Light-emitting fibres overcome deafness

Rodent proof-of-concept points the way to promising new cochlear implant. Kimberly Riskas reports.

A Mongolian gerbil, a perfect model for studying human deafness.
A Mongolian gerbil, a perfect model for studying human deafness.
Michael Leach/Getty Images

Scientists have developed a light-stimulated cochlear implant that shows promise for restoring hearing in deaf people.

The novel approach uses genetic techniques to induce light sensitivity in cochlear neurons, the cells that relay auditory information to the brain.

When light is transmitted through an optical fibre in the fitted implant, neurons modified to be light-sensitive are triggered to generate an auditory response.

The proof-of-concept study lays the foundation for more in-depth research into alternative hearing restoration technologies, writes Christian Wrobel and colleagues in the study published in the journal Science Translational Medicine.

Existing cochlear implants use electrical signals to stimulate neurons, but the electric current diffuses and weakens at each point of contact. As a result, signal resolution decreases and makes it difficult for the wearer to hear clearly in noisy environments such as a crowded room.
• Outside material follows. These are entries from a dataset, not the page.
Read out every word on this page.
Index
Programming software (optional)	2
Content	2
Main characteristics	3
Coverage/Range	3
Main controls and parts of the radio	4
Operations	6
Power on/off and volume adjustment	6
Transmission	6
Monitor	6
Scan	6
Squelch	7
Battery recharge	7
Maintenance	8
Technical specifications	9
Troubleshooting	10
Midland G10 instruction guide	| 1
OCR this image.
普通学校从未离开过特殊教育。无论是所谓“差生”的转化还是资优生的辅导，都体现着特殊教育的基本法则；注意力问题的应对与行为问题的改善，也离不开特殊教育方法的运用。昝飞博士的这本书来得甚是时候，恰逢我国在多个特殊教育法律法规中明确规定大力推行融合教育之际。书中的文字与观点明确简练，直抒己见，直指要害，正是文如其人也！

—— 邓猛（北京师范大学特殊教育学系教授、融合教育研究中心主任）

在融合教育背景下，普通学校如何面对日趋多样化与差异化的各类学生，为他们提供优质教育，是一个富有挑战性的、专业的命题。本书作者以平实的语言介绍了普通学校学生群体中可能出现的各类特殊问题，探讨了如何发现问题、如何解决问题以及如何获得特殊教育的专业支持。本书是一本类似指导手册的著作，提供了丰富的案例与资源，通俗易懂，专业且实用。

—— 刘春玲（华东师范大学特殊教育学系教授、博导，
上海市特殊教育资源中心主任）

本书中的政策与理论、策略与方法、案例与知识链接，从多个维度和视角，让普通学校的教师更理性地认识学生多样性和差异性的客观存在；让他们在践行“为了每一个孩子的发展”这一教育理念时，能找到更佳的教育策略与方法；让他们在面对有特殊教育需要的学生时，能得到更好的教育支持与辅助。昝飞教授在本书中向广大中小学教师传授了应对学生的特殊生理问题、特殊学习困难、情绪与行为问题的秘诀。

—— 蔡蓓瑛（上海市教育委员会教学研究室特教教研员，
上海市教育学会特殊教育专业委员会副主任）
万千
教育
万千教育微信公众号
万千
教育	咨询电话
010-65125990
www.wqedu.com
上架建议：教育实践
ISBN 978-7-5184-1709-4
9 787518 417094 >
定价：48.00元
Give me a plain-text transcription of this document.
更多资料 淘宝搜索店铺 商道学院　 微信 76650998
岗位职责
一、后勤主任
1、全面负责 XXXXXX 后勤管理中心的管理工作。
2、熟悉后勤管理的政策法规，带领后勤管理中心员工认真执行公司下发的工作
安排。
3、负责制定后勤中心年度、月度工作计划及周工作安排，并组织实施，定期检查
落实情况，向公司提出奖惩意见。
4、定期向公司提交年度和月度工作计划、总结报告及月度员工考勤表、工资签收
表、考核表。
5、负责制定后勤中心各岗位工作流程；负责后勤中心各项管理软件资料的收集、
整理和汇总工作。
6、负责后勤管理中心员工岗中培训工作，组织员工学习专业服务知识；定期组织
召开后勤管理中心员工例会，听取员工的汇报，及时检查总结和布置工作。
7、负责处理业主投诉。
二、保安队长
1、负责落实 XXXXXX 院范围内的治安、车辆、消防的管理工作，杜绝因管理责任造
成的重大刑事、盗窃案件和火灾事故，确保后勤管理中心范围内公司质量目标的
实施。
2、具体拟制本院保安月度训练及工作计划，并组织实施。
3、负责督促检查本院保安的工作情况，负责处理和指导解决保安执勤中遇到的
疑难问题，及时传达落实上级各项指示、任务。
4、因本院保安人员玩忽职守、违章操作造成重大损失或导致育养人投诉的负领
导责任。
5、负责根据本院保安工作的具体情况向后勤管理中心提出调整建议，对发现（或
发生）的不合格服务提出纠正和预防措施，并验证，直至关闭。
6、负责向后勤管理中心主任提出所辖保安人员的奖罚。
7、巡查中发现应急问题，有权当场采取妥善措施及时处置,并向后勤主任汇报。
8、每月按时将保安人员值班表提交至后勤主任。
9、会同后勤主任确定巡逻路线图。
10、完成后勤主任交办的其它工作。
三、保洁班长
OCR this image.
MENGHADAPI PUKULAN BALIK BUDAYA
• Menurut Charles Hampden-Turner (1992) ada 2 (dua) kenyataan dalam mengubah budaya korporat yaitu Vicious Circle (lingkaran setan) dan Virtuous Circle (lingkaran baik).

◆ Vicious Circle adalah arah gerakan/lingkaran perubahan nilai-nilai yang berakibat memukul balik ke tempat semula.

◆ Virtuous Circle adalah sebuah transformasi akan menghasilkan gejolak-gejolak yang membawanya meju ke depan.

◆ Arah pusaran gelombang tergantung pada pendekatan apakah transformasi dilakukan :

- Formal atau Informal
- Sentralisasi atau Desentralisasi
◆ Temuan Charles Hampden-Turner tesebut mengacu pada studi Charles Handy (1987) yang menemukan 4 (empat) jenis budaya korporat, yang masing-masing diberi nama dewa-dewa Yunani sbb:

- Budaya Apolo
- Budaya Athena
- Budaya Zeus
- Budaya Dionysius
To test whether the new light-activated implant could overcome this obstacle, a research team led by Wrobel conducted a series of experiments on Mongolian gerbils (Meriones unguiculatus). The animals were chosen as a test species because they have a large cochlea compared to other rodents, and can detect a sound frequency range overlapping with that of humans.

First, the gerbils were trained to respond to an auditory cue — an alarm sound, in this case. On hearing the alarm, gerbils were conditioned to cross a barrier in a specially-designed enclosure called a shuttlebox.

Next, the animals received an injection directly into the cochlea: a virus carrying a gene coding for light-sensitive ion channels. Recordings of brainstem activity showed that infected cochlear neurons fired when stimulated by light.

The gerbils were then fitted with the fibre-containing optical implant and tested again in the shuttlebox. This time there was no alarm sound, but the gerbils crossed the barrier when the cochlea was stimulated by light from the implant, suggesting that it triggered their sound-associated behaviour.

Finally, the researchers induced deafness in the trained and implanted gerbils using an intracochlear injection of kanamycin, an antibiotic. Although the animals could not hear the alarm sound, they too crossed the barrier after optical stimulation — a sign that the light-activated implant had restored the auditory response following deafness.

Moreover, the implant continued to drive auditory responses for up to 100 days, without any signs of tissue damage.

Worldwide, about 360 million people are affected by a disabling hearing impairment. While the gerbil model may not necessarily be reproducible in humans, the results of this study nevertheless establish the viability of optical cochlear implants as a potential therapy.

Kimberly Riskas is an environmental scientist and science writer based in Townsville, Queensland.